Untuk beberapa sektor pembangunan, pencapaian menuju Kota MICE, sebagian diantaranya tinggal melanjutkan berbagai fasilitas yang sudah ada. Disamping itu, masih diperlukan pengembangan fasilitas lain yang belum optimal dan membangun sarana prasarana yang belum ada.

Kedepan yang dibutuhkan Kota Tebing­tinggi menuju Kota MICE diantaranya, perlu dibangun gedung pertemuan yang repre­sentatif berupa convention centre tempat dimana orang-orang yang terkait dengan akti­vitas KSN Kuala Tanjung dan KEK Sei Mang­ke serta dari kawasan sekitarnya untuk mela­kukan pertemuan-pertemuan, seperti seminar, kongres, lokakarya, rapat dan  workshop

Pertumbuhan ekonomi Kota Sedang di Indonesia turut menentukan pertumbuhan ekonomi secara Nasional, lebih besar kontribusinya jika dibandingkan dengan pertumbuhan ekonomi Kota Metropolitan. Perlu melakukan optimalisasi peran Kota Sedang seperti Tebingtinggi juga dipro­yeksikan untuk menekan laju perpindahan penduduk (urbanisasi) yang jika tidak dikontrol melalui pembangunan berba­gaifasilitas agar memenuhi Standar Pelaya­nan Perkotaan (SPP) menuju Kota Layak Huni maka diprediksi arus urbanisasi akan semakin meningkat dari tahun ke tahun.
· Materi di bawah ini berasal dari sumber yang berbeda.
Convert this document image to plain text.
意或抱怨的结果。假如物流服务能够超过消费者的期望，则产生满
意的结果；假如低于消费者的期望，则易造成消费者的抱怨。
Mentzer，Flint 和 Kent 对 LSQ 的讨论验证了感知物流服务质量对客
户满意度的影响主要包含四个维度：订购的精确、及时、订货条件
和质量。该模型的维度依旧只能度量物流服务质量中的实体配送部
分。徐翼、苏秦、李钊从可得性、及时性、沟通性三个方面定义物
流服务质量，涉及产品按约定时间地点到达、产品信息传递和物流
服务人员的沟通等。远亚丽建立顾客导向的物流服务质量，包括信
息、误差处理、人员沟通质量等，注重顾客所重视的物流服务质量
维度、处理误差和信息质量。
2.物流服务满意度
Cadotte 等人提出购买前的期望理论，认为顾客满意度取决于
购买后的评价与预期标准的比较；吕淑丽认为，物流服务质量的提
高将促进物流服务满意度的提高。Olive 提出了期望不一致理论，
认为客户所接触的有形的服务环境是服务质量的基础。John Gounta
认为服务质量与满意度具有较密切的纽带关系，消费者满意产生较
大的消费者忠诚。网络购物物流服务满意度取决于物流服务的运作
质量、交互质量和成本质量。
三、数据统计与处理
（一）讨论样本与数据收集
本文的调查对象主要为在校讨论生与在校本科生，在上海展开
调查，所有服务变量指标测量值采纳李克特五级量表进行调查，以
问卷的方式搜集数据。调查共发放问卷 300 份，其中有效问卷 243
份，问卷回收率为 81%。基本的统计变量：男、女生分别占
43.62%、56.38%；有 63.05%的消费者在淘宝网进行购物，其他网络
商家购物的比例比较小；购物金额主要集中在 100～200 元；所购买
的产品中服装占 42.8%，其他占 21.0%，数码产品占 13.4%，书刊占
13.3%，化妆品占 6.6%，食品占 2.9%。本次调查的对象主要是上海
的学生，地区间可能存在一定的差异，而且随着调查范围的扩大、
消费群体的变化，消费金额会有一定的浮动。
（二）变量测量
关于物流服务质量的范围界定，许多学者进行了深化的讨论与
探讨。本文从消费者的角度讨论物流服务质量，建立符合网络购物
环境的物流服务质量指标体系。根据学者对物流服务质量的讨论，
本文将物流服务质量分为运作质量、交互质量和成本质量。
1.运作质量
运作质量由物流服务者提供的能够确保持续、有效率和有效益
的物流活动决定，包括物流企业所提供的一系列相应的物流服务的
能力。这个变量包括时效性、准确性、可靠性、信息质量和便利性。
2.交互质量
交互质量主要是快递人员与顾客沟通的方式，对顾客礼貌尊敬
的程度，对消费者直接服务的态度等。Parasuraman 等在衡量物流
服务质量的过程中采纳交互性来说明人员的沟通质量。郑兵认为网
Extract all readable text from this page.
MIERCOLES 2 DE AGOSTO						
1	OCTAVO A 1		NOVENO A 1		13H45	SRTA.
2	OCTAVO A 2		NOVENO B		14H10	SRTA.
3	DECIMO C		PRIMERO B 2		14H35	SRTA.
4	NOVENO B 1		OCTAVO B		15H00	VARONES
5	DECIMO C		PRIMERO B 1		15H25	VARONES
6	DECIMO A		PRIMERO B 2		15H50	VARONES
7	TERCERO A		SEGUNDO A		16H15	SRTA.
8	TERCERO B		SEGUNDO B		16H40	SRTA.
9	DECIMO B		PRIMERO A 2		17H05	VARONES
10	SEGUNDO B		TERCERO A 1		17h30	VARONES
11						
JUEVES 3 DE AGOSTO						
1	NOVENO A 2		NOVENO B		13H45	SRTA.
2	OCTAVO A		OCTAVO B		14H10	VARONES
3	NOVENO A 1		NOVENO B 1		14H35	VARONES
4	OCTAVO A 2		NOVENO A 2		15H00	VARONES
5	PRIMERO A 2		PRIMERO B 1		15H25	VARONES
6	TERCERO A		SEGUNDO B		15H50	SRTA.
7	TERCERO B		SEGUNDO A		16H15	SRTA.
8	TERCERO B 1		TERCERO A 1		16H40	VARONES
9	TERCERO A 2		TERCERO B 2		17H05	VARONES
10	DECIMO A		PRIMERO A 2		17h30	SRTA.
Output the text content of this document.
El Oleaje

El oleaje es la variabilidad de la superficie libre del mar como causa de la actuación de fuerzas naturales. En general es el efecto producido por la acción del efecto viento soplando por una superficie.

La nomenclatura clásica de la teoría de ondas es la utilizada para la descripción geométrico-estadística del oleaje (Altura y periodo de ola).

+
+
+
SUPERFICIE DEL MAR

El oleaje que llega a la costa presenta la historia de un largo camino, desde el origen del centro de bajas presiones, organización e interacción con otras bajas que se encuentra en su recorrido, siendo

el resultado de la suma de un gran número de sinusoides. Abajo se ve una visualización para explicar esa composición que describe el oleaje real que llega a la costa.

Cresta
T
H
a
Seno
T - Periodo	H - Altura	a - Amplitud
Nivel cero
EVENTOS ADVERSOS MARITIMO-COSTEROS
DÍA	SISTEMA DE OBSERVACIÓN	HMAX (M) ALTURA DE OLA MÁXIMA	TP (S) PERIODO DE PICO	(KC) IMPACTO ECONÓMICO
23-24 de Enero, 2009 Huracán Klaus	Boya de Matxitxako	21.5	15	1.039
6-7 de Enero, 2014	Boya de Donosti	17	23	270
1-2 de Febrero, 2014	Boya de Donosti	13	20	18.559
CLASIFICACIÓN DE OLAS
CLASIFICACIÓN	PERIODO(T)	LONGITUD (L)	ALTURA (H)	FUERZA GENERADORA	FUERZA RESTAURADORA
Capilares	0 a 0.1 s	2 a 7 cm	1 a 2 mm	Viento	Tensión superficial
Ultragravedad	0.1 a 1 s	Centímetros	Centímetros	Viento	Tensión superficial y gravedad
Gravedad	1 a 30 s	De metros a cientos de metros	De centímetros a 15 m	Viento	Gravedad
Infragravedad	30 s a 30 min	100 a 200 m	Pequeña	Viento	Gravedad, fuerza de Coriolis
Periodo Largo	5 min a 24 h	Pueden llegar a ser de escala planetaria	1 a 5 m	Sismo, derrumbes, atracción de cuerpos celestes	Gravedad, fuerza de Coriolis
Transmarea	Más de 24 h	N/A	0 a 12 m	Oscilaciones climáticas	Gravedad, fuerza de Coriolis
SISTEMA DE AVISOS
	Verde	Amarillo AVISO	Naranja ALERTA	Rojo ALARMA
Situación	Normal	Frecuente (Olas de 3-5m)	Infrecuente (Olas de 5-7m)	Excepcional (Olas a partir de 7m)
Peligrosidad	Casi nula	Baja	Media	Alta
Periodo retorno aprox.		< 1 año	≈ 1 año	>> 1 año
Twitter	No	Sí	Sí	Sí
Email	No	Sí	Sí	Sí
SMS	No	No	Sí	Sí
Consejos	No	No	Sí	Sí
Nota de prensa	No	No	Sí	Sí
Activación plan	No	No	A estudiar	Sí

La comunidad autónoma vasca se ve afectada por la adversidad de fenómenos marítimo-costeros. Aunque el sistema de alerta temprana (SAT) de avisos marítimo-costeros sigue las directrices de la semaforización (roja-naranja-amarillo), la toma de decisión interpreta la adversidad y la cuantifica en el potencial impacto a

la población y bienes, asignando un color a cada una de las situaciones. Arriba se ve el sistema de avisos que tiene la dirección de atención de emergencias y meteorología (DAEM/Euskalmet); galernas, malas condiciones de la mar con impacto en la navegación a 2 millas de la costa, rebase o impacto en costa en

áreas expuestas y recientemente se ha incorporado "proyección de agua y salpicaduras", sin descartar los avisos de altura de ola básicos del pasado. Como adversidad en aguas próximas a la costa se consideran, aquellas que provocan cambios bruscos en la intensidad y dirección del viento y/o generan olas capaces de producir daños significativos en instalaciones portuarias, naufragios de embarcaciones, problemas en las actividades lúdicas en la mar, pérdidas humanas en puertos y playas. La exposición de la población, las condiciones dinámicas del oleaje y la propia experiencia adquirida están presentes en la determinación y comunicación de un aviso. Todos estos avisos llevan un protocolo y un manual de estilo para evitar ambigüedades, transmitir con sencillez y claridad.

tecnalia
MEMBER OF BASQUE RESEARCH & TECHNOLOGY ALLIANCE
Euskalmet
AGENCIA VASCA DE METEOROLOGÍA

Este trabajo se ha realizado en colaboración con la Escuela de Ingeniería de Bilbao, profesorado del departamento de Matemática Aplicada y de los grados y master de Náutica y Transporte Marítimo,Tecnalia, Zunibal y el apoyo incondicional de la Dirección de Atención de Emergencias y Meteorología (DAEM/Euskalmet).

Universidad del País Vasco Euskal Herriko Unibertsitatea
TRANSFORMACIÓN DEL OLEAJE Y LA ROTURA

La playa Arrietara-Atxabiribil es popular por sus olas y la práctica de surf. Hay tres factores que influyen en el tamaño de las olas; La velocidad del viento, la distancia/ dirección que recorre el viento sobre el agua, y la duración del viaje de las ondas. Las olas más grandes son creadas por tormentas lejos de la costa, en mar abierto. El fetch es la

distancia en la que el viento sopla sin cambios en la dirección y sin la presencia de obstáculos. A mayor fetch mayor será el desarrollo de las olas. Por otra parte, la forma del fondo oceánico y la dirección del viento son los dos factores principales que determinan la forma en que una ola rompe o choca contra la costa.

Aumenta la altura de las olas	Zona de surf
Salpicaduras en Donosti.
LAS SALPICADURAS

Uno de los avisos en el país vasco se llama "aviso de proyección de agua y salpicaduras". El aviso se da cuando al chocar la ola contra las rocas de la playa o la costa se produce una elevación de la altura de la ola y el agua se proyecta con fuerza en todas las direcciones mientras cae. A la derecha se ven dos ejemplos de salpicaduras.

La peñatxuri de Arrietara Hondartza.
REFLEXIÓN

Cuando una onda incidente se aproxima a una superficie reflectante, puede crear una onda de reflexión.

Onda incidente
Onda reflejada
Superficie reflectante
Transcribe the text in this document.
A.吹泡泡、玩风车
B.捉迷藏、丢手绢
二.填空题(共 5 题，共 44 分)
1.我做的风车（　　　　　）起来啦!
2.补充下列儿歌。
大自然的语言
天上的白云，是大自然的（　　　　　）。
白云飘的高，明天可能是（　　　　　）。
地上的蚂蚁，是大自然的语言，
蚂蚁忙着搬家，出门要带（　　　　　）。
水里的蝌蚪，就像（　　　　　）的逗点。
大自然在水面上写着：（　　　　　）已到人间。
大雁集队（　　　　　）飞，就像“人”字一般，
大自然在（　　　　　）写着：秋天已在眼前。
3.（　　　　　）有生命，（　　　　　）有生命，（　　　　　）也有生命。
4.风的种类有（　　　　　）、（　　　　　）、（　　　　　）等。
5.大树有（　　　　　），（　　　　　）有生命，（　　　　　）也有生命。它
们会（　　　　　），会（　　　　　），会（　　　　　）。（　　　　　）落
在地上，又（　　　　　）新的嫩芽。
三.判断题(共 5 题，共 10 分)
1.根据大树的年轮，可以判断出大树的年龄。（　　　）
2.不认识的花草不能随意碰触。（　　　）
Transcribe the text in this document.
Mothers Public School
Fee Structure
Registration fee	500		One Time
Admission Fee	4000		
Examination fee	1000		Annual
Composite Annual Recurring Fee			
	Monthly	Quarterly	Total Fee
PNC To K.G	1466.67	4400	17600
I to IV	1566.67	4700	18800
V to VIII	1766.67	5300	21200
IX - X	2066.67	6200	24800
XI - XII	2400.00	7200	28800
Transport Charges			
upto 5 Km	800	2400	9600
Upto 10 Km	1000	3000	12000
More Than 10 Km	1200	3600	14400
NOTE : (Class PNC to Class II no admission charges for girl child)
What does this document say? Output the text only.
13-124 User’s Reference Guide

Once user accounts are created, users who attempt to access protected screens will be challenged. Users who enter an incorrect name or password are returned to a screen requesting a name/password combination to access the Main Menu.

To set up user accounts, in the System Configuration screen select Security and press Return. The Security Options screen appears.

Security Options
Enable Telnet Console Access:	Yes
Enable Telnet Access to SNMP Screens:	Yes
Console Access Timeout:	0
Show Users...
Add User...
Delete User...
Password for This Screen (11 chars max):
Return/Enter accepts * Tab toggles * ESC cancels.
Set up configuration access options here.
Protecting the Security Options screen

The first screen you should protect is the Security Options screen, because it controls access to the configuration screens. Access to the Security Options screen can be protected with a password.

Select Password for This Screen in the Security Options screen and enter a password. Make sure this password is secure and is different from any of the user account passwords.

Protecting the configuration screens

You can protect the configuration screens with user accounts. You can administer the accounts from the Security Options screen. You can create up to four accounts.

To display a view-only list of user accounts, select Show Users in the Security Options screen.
Alternatif solusi yang disampaikan di atas merupakan harapan ideal yang dibutuhkan Kota Tebingtinggi dalam kurun waktu lima tahun kedepan, seiring dibutuhkannya dukungan dalam mewujudkan Kota MICE. Langkah awal, dalam mewujudkan Kota Tebingtinggi sebagai pusat pelayanan jasa dan perdagangan menuju Kota MICE telah dituangkan dalam Kajian Teknokratis RPJMD yang akan ditindaklanjuti dengan penyusunan RPJMD Tahun 2017-2021.

Demikian pula kajian tentang arah kebija­kan untuk masa depan Kota Tebing­tinggi, akan dielaborasi dalam blue print opti­malisasi perannya dalam mendukung Kebija­kan Pembangunan Nasional melalui pendam­pingan Universitas Gadjah Mada Yogyakarta. Semoga semua ini bisa tercapai dan men­dapat dukungan dari Pemerintah Pusat.